Analysis of hyperspectral images for detection of drought stress and recovery in maize plants in a high-throughput phenotyping platform
Highlights
The use of the standard normal variate (SNV) to eliminate linear effects.
The use of a clustering approach to remove pixels that exhibit nonlinear effects.
The development of a data-driven spectral analysis method to charecterize plant growth dynamics.
The validation the proposed method by a large-scale study of water-stress and recovery of maize plants.
Abstract
The study of physiological processes resulting from water-limited conditions in crops is essential for the selection of drought-tolerant genotypes and the functional analysis of related genes.

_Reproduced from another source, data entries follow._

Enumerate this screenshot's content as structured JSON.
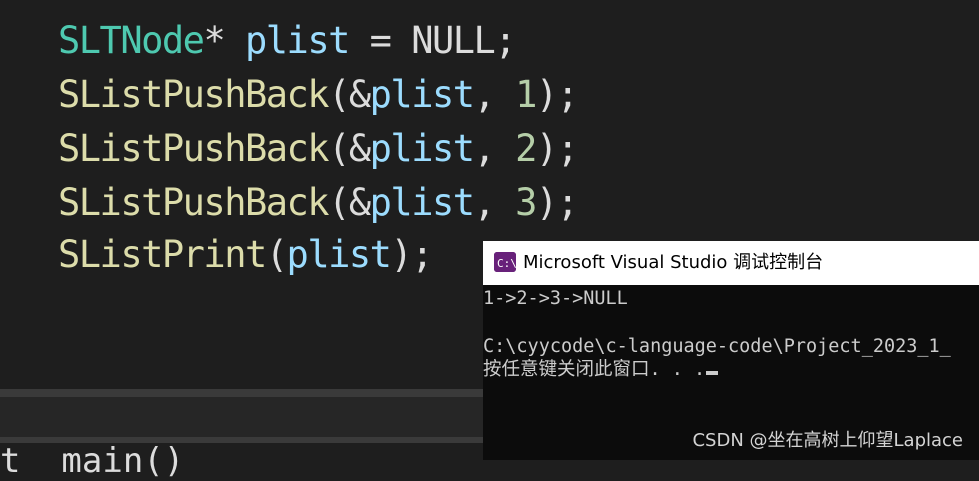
{
  "editor": {
    "line1": {
      "type_name": "SLTNode",
      "star": "*",
      "var_name": "plist",
      "op": " = ",
      "macro": "NULL",
      "semi": ";"
    },
    "line2": {
      "fn": "SListPushBack",
      "open": "(",
      "amp": "&",
      "var": "plist",
      "comma": ", ",
      "num": "1",
      "close": ");"
    },
    "line3": {
      "fn": "SListPushBack",
      "open": "(",
      "amp": "&",
      "var": "plist",
      "comma": ", ",
      "num": "2",
      "close": ");"
    },
    "line4": {
      "fn": "SListPushBack",
      "open": "(",
      "amp": "&",
      "var": "plist",
      "comma": ", ",
      "num": "3",
      "close": ");"
    },
    "line5": {
      "fn": "SListPrint",
      "open": "(",
      "var": "plist",
      "close": ");"
    },
    "partial_line": "t  main()"
  },
  "console": {
    "title": "Microsoft Visual Studio 调试控制台",
    "icon": "visual-studio-icon",
    "output_line": "1->2->3->NULL",
    "path_line": "C:\\cyycode\\c-language-code\\Project_2023_1_",
    "prompt_line": "按任意键关闭此窗口. . ."
  },
  "watermark": "CSDN @坐在高树上仰望Laplace",
  "colors": {
    "editor_bg": "#1e1e1e",
    "type": "#4ec9b0",
    "variable": "#9cdcfe",
    "function": "#dcdcaa",
    "number": "#b5cea8",
    "console_bg": "#0c0c0c",
    "console_text": "#cccccc"
  }
}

A promising, non-invasive technique for plant trait analysis is close-range hyperspectral imaging (HSI), which has great potential for the early detection of plant responses to water deficit stress. In this work, a data analysis method is described that, unlike vegetation indices, the present method applies spectral similarity on selected bands with high discriminative information, while requiring a careful treatment of uninformative illumination effects. The latter issue is solved by a standard normal variate (SNV) normalization that removes linear effects and a supervised clustering approach to remove pixels that exhibit nonlinear multiple scattering effects. On the remaining pixels, the stress-related dynamics is quantified by a spectral analysis procedure that involves a supervised band selection procedure and a spectral similarity measure against well-watered control plants. The proposed method was validated by a large-scale study of water-stress and recovery of maize plants in a high-throughput plant phenotyping platform. The results showed that the analysis method allows for an early detection of drought stress responses and of recovery effects shortly after re-watering.